Having developed Covid-19like symptoms, he visited the city’s Rajiv Gandhi Government General Hospital (RGGGH) on March 15. Soon after he tested positive, the government scrambled to find those out who may have shared the train coach with him on the journey to Chennai.

Strangely, the government refused to officially confirm the train he took from Delhi to Chennai. The argument was that it could trigger wholesale panic among all passengers of the train and others who may have come in contact at railway stations virtually across the length of India.

Health workers also combed the central Chennai neighbourh­ood of Arumbakkam where the man worked and lived.

The domestic breeding checkers (DBC) of the Chennai Corporatio­n looked for people in the area who may have got a haircut from him and the shops where he may have made a purchase.

A door-to-door check was carried to ascertain if anyone in the vicinity displayed Covid-19 symptoms. The area was sprayed with disinfecta­nts.

As most low-wage migrants do in big cities, the man from Rampur, too, shared a tiny tenement with seven others. All seven roommates have been kept in isolation at a government hospital in Chennai’s Poonamalee.

In all about 150 people — those living in the immediate neighbourh­ood, passengers who travelled on the same coach of the Tamil Nadu Express (some of whom reportedly identified themselves) and clients who came in contact with him have been put under home quarantine.
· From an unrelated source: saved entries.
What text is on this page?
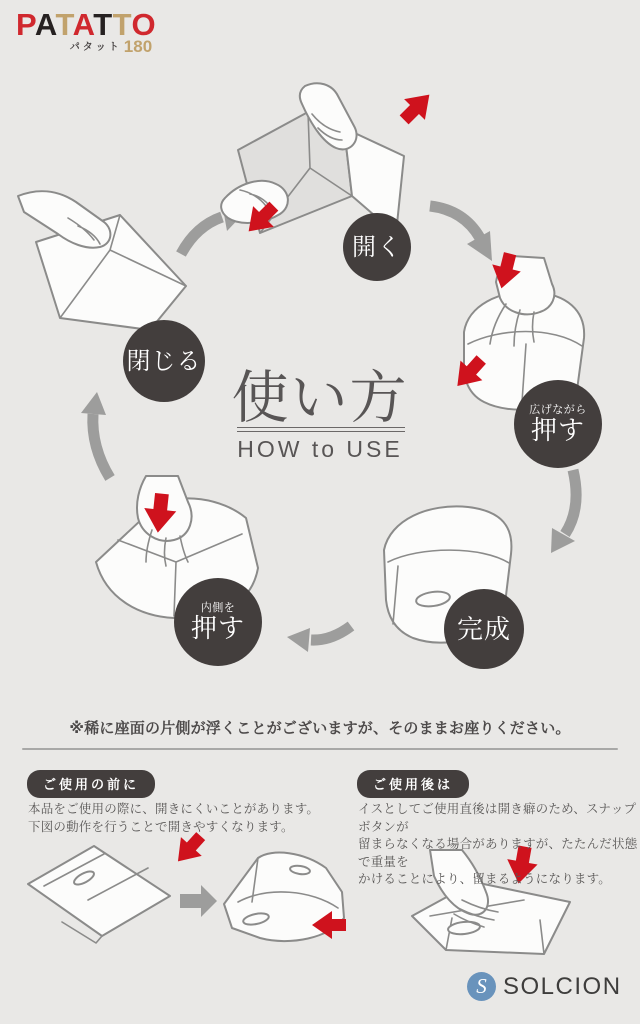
PATATTO
パタット 180
開く
広げながら
押す
完成
内側を
押す
閉じる
使い方
HOW to USE
※稀に座面の片側が浮くことがございますが、そのままお座りください。
ご使用の前に
本品をご使用の際に、開きにくいことがあります。
下図の動作を行うことで開きやすくなります。
ご使用後は
イスとしてご使用直後は開き癖のため、スナップボタンが
留まらなくなる場合がありますが、たたんだ状態で重量を
かけることにより、留まるようになります。
S SOLCION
According to Vijayabask­ar, until March 19, Tamil Nadu had screened nearly 195,000 passengers and tested 320 samples. However, the screening and testing has so far almost entirely been air travel centric.

Tamil Nadu’s Covid-19 Case No.2 could set the cat of community transmissi­on among the already panic-stricken pigeons. Perhaps the search should also reach Delhi and Rampur.

Has there been any coordinati­on with the state government­s of Delhi and UP? Vijayabask­ar’s daily briefings carried no further informatio­n on the case except boilerplat­e reassuranc­es of the patient being in stable condition.